Indeed, retail investors drove much of Figma’s post-flotation buying, but their behaviour is simply too unpredictable to factor reliably into IPO pricing. Should Figma’s investment bankers really have priced the IPO at 80 times the company’s 2024 revenues, which is where it traded at the end of Friday?
It’s also a myth that Wall Street banks allocate IPO stock primarily to their most lucrative institutional clients as a kind of quid pro quo.
Yes, the top fee payers to the equities divisions are hedge funds that use services like prime broking and structured products. But the largest allocations probably went to long-only investors, like mutual funds, rather than to hedge funds. That’s not just market convention; Figma and the VCs would’ve demanded it.
Viewed in that light, Figma’s IPO isn’t a scandal, but the outcome of a familiar process that matches companies with the stockholders they want.
This debate has persisted for decades. First-day pops were rampant during the dotcom era. Various alternatives have been tried and (mostly) discarded. Google used a Dutch auction in its 2004 IPO. Spotify and Slack pursued direct listings. Numerous companies went public via SPAC mergers.
Yet not one of these approaches has displaced the traditional model. And no, that’s not because of some malevolent investment banking “cartel” refusing to countenance alternatives.
Figma just left $2.3 BILLION on the table — nearly double what they actually raised.
IPO’d at $33. Target open at $95.
That’s not “market excitement”. It’s deliberate underpricing and legalized theft by investment banks who sold it cheap to their institutional buddies. Retail… https://t.co/OdCNbutRnl
— John Wang (@j0hnwang) July 31, 2025
Dutch auctions have struggled with price discovery. Direct listings are viable only for the best-known firms and often result in volatile debuts. SPACs, meanwhile, have performed poorly, amid sharp practice and misaligned incentives. The current system has its flaws, but the alternatives have not worked any better in practice.
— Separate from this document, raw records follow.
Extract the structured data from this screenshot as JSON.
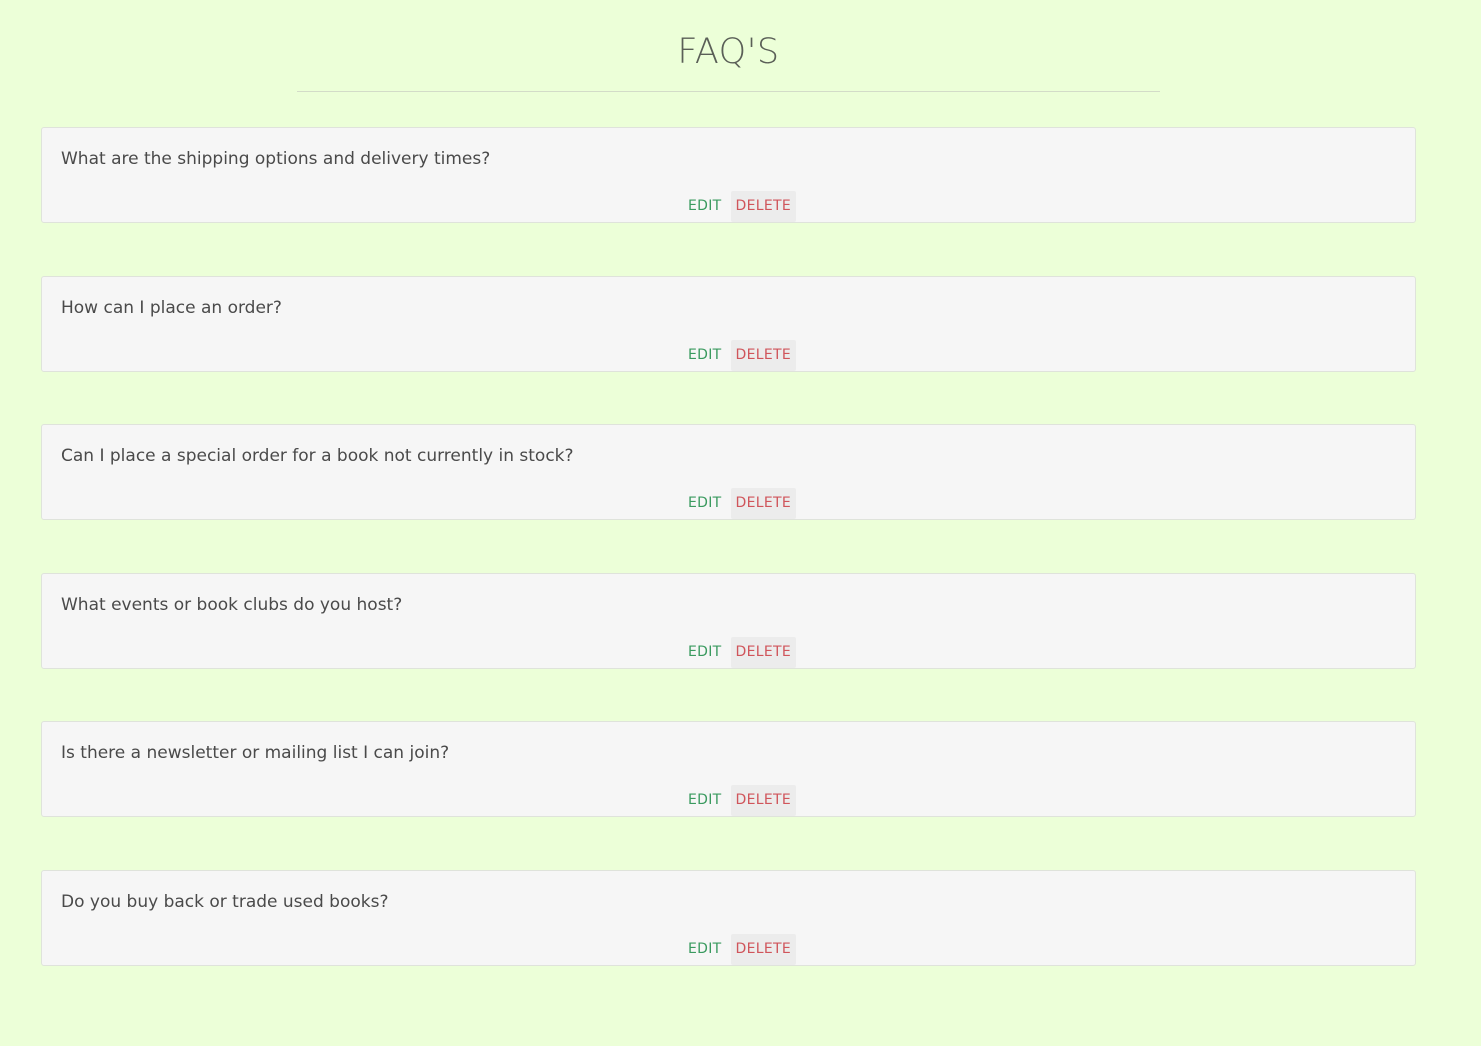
{
  "page": {
    "title": "FAQ'S"
  },
  "faqs": [
    {
      "question": "What are the shipping options and delivery times?",
      "edit_label": "EDIT",
      "delete_label": "DELETE"
    },
    {
      "question": "How can I place an order?",
      "edit_label": "EDIT",
      "delete_label": "DELETE"
    },
    {
      "question": "Can I place a special order for a book not currently in stock?",
      "edit_label": "EDIT",
      "delete_label": "DELETE"
    },
    {
      "question": "What events or book clubs do you host?",
      "edit_label": "EDIT",
      "delete_label": "DELETE"
    },
    {
      "question": "Is there a newsletter or mailing list I can join?",
      "edit_label": "EDIT",
      "delete_label": "DELETE"
    },
    {
      "question": "Do you buy back or trade used books?",
      "edit_label": "EDIT",
      "delete_label": "DELETE"
    }
  ],
  "colors": {
    "background": "#ecffd8",
    "card": "#f6f6f6",
    "edit": "#3a9a5f",
    "delete": "#d0555b"
  }
}
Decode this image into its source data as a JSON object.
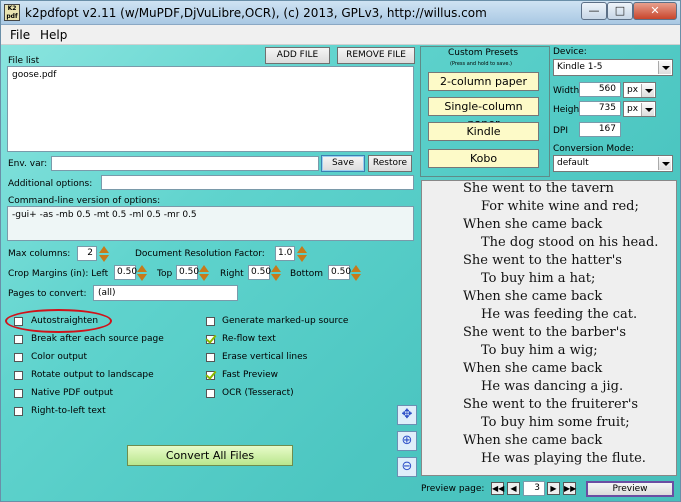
{
  "window": {
    "icon_text": "K2 pdf",
    "title": "k2pdfopt v2.11 (w/MuPDF,DjVuLibre,OCR), (c) 2013, GPLv3, http://willus.com",
    "min_glyph": "—",
    "max_glyph": "□",
    "close_glyph": "✕"
  },
  "menu": [
    "File",
    "Help"
  ],
  "file_list": {
    "label": "File list",
    "add_button": "ADD FILE",
    "remove_button": "REMOVE FILE",
    "files": [
      "goose.pdf"
    ]
  },
  "env_var": {
    "label": "Env. var:",
    "value": "",
    "save_button": "Save",
    "restore_button": "Restore"
  },
  "additional_options": {
    "label": "Additional options:",
    "value": ""
  },
  "command_line": {
    "label": "Command-line version of options:",
    "value": "-gui+ -as -mb 0.5 -mt 0.5 -ml 0.5 -mr 0.5"
  },
  "max_columns": {
    "label": "Max columns:",
    "value": "2"
  },
  "doc_resolution": {
    "label": "Document Resolution Factor:",
    "value": "1.0"
  },
  "crop_margins": {
    "label": "Crop Margins (in): Left",
    "left": "0.50",
    "top_label": "Top",
    "top": "0.50",
    "right_label": "Right",
    "right": "0.50",
    "bottom_label": "Bottom",
    "bottom": "0.50"
  },
  "pages": {
    "label": "Pages to convert:",
    "value": "(all)"
  },
  "options_left": [
    {
      "label": "Autostraighten",
      "checked": false
    },
    {
      "label": "Break after each source page",
      "checked": false
    },
    {
      "label": "Color output",
      "checked": false
    },
    {
      "label": "Rotate output to landscape",
      "checked": false
    },
    {
      "label": "Native PDF output",
      "checked": false
    },
    {
      "label": "Right-to-left text",
      "checked": false
    }
  ],
  "options_right": [
    {
      "label": "Generate marked-up source",
      "checked": false
    },
    {
      "label": "Re-flow text",
      "checked": true
    },
    {
      "label": "Erase vertical lines",
      "checked": false
    },
    {
      "label": "Fast Preview",
      "checked": true
    },
    {
      "label": "OCR (Tesseract)",
      "checked": false
    }
  ],
  "convert_button": "Convert All Files",
  "presets": {
    "title": "Custom Presets",
    "subtitle": "(Press and hold to save.)",
    "items": [
      "2-column paper",
      "Single-column paper",
      "Kindle",
      "Kobo"
    ]
  },
  "device": {
    "label": "Device:",
    "value": "Kindle 1-5",
    "width_label": "Width",
    "width": "560",
    "width_unit": "px",
    "height_label": "Height",
    "height": "735",
    "height_unit": "px",
    "dpi_label": "DPI",
    "dpi": "167",
    "conversion_label": "Conversion Mode:",
    "conversion_value": "default"
  },
  "preview_text": [
    "She went to the tavern",
    "For white wine and red;",
    "When she came back",
    "The dog stood on his head.",
    "She went to the hatter's",
    "To buy him a hat;",
    "When she came back",
    "He was feeding the cat.",
    "She went to the barber's",
    "To buy him a wig;",
    "When she came back",
    "He was dancing a jig.",
    "She went to the fruiterer's",
    "To buy him some fruit;",
    "When she came back",
    "He was playing the flute."
  ],
  "preview_nav": {
    "label": "Preview page:",
    "page": "3",
    "button": "Preview"
  },
  "colors": {
    "accent_ring": "#d0121a",
    "background": "#5fd3cd",
    "preset_fill": "#fdfac8",
    "check": "#8ab800"
  }
}
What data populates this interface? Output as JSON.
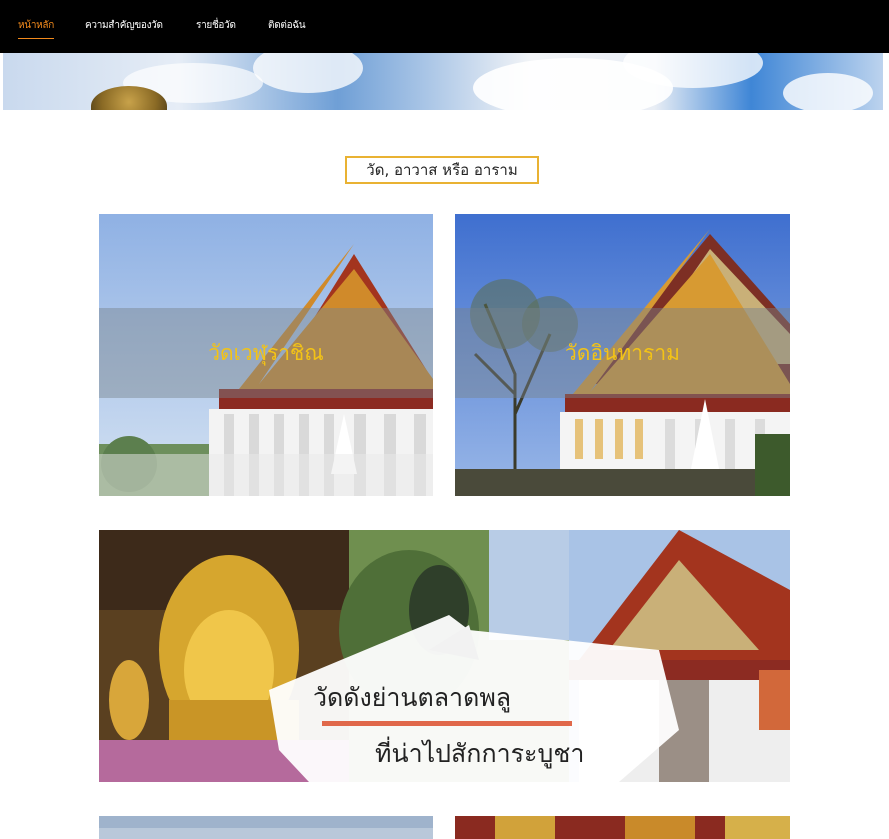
{
  "nav": {
    "items": [
      {
        "label": "หน้าหลัก",
        "active": true
      },
      {
        "label": "ความสำคัญของวัด",
        "active": false
      },
      {
        "label": "รายชื่อวัด",
        "active": false
      },
      {
        "label": "ติดต่อฉัน",
        "active": false
      }
    ]
  },
  "section": {
    "title": "วัด, อาวาส หรือ อาราม"
  },
  "cards": [
    {
      "title": "วัดเวฬุราชิณ"
    },
    {
      "title": "วัดอินทาราม"
    }
  ],
  "banner": {
    "line1": "วัดดังย่านตลาดพลู",
    "line2": "ที่น่าไปสักการะบูชา"
  },
  "colors": {
    "accent": "#f28a1c",
    "title_border": "#e9b233",
    "card_title": "#f3c316",
    "banner_rule": "#e0684a"
  }
}
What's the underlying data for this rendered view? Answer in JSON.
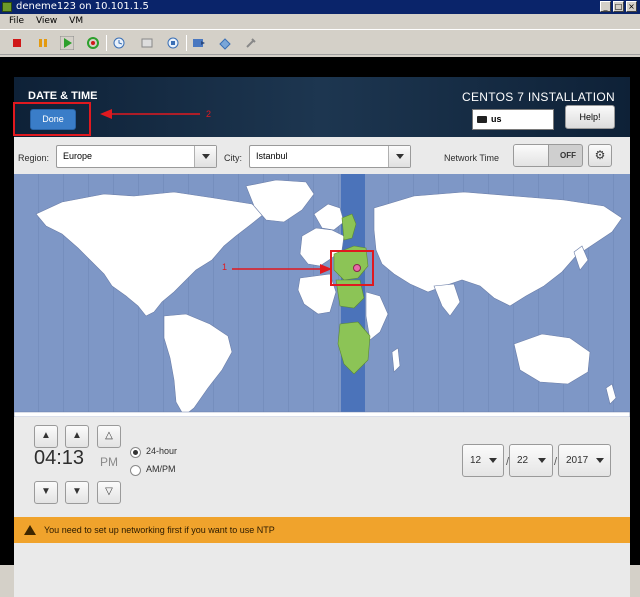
{
  "window": {
    "title": "deneme123 on 10.101.1.5",
    "menu": [
      "File",
      "View",
      "VM"
    ],
    "toolbar_icons": [
      "stop-icon",
      "pause-icon",
      "play-icon",
      "reset-icon",
      "snapshot-icon",
      "revert-snapshot-icon",
      "manage-snapshot-icon",
      "cd-icon",
      "floppy-icon",
      "settings-icon"
    ]
  },
  "installer": {
    "section_title": "DATE & TIME",
    "product_title": "CENTOS 7 INSTALLATION",
    "done_label": "Done",
    "keyboard_layout": "us",
    "help_label": "Help!",
    "region_label": "Region:",
    "region_value": "Europe",
    "city_label": "City:",
    "city_value": "Istanbul",
    "network_time_label": "Network Time",
    "network_time_state": "OFF",
    "time": {
      "value": "04:13",
      "ampm": "PM",
      "format_24": "24-hour",
      "format_ampm": "AM/PM",
      "selected_format": "24-hour"
    },
    "date": {
      "month": "12",
      "day": "22",
      "year": "2017",
      "separator": "/"
    },
    "warning": "You need to set up networking first if you want to use NTP"
  },
  "annotations": [
    {
      "number": "1"
    },
    {
      "number": "2"
    }
  ],
  "colors": {
    "header_bg": "#0e2137",
    "done_button": "#3a7dc8",
    "map_ocean": "#7e97c6",
    "land": "#ffffff",
    "selected_timezone_land": "#8cc456",
    "selected_timezone_stripe": "#4b73ba",
    "warning_bar": "#f0a32c",
    "annotation_red": "#e0191f"
  }
}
The traditional process resembles Chesterton’s Fence: before tearing it down, it’s worth asking why it has lasted so long, despite incessant criticism. While critics espy a conspiracy among leading investment banks, the IPO process’s longevity lies in its ability to strike a workable balance among the diverse interests of issuers, shareholders, and new investors.
That said, the current system isn’t immune to abuse. In the 1990s, bankers were accused of allocating IPO stock to tech executives to win future business. That practice died out, and there’s no evidence it has resurfaced. Still, in today’s laissez-faire environment, the risk has re-emerged that IPO stock allocations can be used to curry favour with powerful constituencies.
In short, Figma’s backers likely understood the trade-offs and chose to accept them. Until someone builds a better system, these first-day pops will occasionally happen.
“Democracy is the worst form of government,” Winston Churchill once said, “except for all the others that have been tried.” The traditional IPO book-build may, similarly, be the least bad option.